We dig into why the podcast exists at all—born late in the COVID era as a way to rebuild local connection—and how an “outlet” became a purpose. Claire shares how she protects her creative zone from email rabbit holes, why therapy, lifting, and winter walks are non-negotiables, and how she balances a Type B plus brain with the structure needed to ship consistently. The theme that ties it together is simple and honest: fear rarely disappears, so we name it, and we move anyway.
You’ll hear a small family story with big meaning, a framework for setting annual themes and quarterly priorities, and the difference between white-knuckling through survival and choosing courageous action with intention.
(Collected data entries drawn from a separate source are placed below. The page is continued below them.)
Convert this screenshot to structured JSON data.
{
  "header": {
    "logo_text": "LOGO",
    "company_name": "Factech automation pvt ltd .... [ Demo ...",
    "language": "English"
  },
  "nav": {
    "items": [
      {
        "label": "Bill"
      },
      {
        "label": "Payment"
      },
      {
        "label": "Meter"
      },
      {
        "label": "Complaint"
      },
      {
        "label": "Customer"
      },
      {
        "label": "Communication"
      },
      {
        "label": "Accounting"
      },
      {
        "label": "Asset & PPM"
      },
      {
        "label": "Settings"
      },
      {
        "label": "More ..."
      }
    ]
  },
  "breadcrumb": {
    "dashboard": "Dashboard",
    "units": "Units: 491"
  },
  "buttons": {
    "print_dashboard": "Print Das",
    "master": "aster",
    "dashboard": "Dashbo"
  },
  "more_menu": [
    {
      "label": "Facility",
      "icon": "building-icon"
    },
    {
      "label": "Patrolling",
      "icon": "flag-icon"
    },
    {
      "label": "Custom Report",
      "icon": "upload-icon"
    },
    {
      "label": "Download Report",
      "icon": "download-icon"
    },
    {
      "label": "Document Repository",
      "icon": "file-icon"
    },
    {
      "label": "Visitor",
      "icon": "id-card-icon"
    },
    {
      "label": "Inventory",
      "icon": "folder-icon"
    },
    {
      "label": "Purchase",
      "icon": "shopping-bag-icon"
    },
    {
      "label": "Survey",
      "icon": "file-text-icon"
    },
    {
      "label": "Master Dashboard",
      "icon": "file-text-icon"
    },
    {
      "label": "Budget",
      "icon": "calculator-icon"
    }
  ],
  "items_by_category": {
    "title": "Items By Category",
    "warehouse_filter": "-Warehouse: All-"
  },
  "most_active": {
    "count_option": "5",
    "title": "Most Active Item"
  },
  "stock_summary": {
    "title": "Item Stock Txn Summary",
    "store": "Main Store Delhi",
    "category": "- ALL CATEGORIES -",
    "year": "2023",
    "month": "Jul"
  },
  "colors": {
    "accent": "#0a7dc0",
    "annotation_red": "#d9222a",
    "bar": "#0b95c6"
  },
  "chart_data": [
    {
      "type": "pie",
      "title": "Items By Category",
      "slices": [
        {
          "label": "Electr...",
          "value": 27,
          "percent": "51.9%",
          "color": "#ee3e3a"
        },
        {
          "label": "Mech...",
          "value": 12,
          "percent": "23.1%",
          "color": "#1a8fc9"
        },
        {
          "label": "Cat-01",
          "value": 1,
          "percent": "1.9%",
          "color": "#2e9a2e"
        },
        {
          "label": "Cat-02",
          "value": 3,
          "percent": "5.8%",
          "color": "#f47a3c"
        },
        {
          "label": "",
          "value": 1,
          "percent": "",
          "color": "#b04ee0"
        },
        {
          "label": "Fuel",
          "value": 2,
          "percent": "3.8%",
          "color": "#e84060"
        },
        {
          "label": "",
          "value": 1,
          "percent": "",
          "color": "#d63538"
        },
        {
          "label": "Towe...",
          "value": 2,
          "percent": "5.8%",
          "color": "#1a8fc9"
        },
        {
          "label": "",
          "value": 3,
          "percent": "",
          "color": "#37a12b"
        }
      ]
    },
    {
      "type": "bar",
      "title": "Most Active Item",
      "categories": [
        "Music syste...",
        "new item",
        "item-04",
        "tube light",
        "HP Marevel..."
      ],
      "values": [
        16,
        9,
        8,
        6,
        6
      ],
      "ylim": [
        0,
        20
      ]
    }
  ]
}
If 2025 felt heavy for your work, your family, or your wallet, this conversation offers a kinder blueprint for 2026: protect one health rhythm, block time for creation, fence admin into tight windows, and plan the quarter. No perfection, just momentum.
If you’re craving a more grounded way to step into 2026—one that makes room for fear and forward motion—this conversation will meet you right where you are.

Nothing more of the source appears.